Cumhurbaşkanı adayı belirledikten sonra müşterek çalışma planı yapılır muhtemelen. Her ile de gidilemeyebilir. Bazı iller birleştirilebilir. Belli merkezde toplanabilir, oradaki mitinge iştirak edebilirler. Kim Cumhurbaşkanı adayı olursa olsun bunun finansmanını da partiler karşılayacak. Bu bedavadan olacak bir iş değil. Karar verilince belli bir istikamete yürüme mecburiyeti var.
Bir defa şunu bilmemiz lazım; herşey kaderdir, kader Cenab-ı Hakk’ın takdir ettiğidir. Yalnız iyiyi de, kötüyü de. Kötü olan insanın kötü niyetiyle olandır. Bir insan kötü bir iş yaparsa mesul odur. Kader diye geçiştiremezsiniz. Bir yerde ihmal etmiş, 41 kişi canını kaybetmiş, kader ne yapalım diye geçiştiremezsiniz. Bu inancı yanlış bir şekilde kullanmaktır. Bu şekilde kaderi gündeme getermek insanların inancını zayıflatır. Bir insan kendi yaptığı ve yapmadığından sorumludur. Attığı adımdan sorumludur. Size görev verilmiş, madende kaza olmaması için tedbir almışsınız.
15 gün önceden itibaren oradan işçiler diyor, bir koku vardı diyor. Siz madende koku olacak, çalıştırmaya devam edeceksiniz, böyle mantık olmaz. Burada mesul olanlar yöneticilerdir. Sorumsuzluk burada. Buna sorumluluk duygusuyla yaklaşmak mecburiyetindesiniz. İnsanlar tedbirleri almazlarsa cezayı görürler. Kim ihmal edip önlem almadıysa, gözardı ettiyse 41 kişinin esas katili odur.
Siz kaderi bu istikamette değerlendirirseniz yanlış. Söylediğimiz her şey söz. Yaratan Cenab-ı Hak. Kader hep yanlış kullanılıyor. Siz cumhurbaşkanı olduysanız, kaderinizde var olduğu için oldunuz. Onun için kader konusunu çok yanlış işliyorlar. Sayın cumhurbaşkanın da bu noktada insanları tatmin, teskin için kaderi kullanması bana göre yanlış oldu.

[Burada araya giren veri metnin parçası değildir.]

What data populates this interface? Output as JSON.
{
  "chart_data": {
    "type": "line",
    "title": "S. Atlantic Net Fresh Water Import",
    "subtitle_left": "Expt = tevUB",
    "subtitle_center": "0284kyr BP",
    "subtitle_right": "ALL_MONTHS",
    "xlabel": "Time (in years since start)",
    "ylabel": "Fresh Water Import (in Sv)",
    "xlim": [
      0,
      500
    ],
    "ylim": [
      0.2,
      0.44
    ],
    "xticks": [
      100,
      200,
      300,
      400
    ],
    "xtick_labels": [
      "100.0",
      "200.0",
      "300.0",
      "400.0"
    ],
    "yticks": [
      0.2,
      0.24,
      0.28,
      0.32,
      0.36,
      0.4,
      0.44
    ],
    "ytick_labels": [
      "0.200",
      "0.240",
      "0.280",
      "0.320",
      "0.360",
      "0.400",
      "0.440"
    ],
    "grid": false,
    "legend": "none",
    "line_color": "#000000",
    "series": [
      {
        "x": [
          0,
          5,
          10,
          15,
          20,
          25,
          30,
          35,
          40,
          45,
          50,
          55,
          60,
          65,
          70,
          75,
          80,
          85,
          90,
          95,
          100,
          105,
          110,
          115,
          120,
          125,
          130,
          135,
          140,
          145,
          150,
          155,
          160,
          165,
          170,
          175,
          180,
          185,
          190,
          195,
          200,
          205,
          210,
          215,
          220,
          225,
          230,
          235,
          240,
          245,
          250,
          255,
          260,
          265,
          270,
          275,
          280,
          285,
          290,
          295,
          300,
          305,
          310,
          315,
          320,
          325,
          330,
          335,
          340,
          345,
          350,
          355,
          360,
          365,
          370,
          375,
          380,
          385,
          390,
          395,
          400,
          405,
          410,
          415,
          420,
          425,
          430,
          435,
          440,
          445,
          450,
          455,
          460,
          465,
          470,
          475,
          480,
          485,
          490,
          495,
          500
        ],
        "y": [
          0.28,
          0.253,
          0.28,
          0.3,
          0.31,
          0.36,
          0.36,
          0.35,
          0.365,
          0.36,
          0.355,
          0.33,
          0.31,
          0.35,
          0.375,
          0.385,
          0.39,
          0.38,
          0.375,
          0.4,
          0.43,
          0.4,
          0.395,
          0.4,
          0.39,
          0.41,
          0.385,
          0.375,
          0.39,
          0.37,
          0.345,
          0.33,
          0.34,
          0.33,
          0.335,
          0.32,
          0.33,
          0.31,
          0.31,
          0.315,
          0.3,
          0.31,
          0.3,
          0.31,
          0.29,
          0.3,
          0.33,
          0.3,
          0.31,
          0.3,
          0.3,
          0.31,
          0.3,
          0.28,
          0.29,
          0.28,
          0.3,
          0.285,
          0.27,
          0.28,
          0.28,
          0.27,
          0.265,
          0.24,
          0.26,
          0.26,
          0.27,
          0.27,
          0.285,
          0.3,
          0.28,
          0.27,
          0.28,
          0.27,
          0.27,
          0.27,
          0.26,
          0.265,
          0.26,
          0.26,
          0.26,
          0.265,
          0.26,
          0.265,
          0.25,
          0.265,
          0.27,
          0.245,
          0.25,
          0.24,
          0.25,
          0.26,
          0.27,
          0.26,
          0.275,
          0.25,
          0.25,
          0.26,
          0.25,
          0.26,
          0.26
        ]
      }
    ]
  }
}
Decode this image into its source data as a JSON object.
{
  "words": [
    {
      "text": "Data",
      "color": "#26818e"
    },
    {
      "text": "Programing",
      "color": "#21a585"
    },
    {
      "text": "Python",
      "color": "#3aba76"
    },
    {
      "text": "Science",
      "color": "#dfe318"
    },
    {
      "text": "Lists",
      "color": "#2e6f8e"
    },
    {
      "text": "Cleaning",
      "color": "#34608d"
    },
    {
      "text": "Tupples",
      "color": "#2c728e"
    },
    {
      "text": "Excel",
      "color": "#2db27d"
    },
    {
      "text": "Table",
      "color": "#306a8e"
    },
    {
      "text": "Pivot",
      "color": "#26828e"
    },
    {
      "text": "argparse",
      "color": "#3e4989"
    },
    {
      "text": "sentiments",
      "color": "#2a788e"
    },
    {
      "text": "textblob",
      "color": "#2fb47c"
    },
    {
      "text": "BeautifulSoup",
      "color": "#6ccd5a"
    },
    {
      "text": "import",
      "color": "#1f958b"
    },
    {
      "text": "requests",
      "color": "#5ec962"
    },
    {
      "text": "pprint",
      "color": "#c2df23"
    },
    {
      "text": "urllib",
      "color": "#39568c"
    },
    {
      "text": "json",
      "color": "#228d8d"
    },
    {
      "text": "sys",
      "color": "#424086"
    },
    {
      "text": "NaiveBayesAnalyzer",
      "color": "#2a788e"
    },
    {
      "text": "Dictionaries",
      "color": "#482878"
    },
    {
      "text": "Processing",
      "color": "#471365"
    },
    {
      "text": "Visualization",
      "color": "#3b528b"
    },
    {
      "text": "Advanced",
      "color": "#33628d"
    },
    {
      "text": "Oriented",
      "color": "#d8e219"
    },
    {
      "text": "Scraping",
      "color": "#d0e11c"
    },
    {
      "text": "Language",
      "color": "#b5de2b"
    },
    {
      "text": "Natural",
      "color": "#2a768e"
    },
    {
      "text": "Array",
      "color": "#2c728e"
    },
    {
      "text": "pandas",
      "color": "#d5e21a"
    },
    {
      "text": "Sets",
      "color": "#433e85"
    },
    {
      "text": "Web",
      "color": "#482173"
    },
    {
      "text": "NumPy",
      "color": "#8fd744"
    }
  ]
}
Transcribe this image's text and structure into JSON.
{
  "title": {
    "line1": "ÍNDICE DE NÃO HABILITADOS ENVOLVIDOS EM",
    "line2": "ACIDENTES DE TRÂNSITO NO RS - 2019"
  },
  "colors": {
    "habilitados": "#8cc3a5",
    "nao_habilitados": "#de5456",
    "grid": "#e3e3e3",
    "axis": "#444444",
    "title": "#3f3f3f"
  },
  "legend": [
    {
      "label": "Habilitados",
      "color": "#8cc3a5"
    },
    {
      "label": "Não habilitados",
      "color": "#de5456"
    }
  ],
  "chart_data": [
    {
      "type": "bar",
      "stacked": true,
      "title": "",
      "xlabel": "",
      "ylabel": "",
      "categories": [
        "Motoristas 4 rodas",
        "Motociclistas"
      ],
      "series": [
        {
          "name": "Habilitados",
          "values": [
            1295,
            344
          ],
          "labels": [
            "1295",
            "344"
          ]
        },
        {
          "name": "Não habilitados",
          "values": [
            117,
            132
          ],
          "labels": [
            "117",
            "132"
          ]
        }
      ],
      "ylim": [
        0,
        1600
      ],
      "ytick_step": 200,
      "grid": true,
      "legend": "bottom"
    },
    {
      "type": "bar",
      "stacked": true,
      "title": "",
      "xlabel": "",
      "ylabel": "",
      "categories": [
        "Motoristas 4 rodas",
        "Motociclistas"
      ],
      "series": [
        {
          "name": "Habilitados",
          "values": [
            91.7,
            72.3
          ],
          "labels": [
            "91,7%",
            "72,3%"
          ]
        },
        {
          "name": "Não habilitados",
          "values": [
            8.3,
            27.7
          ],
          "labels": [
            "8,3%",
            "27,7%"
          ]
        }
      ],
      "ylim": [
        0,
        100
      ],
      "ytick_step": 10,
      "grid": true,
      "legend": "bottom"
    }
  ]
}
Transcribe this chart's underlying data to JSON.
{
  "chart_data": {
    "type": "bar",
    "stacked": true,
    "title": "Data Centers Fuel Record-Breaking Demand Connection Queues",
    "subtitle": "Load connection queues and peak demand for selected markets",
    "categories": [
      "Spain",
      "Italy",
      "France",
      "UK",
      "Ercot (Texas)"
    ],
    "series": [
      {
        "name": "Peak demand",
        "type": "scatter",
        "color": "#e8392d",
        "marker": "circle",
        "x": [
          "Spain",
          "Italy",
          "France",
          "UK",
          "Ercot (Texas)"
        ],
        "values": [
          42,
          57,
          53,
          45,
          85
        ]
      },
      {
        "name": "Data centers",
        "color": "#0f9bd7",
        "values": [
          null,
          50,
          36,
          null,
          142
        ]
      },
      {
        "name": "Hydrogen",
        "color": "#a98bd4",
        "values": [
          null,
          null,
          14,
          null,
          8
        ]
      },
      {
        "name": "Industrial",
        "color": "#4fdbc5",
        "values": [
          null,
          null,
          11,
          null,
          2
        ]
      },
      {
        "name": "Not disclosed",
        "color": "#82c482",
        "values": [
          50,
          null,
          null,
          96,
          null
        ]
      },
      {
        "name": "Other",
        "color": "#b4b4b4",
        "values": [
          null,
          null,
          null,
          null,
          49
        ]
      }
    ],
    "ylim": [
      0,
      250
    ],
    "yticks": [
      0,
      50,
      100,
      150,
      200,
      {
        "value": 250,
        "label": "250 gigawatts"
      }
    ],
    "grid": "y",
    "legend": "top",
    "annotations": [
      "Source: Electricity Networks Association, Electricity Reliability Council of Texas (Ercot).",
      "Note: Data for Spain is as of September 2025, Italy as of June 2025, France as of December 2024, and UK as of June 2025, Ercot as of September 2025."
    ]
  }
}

Milletimiz şunu bilsin; problem olarak Türkiye gündemine gelip de üzerine çalışmadığımız hiçbir konu yok. Belki topluma anlatmakta şu anda aktif gözükmeyebiliriz. Tamamı hakkında raporlarımız var. Seçimin biraz erken olacağı kanaatindeyim. 14 Mayıs’ı bunlar sanki 1950’nin tekrarı mahiyetinde düşünürler diye zannediyorum.”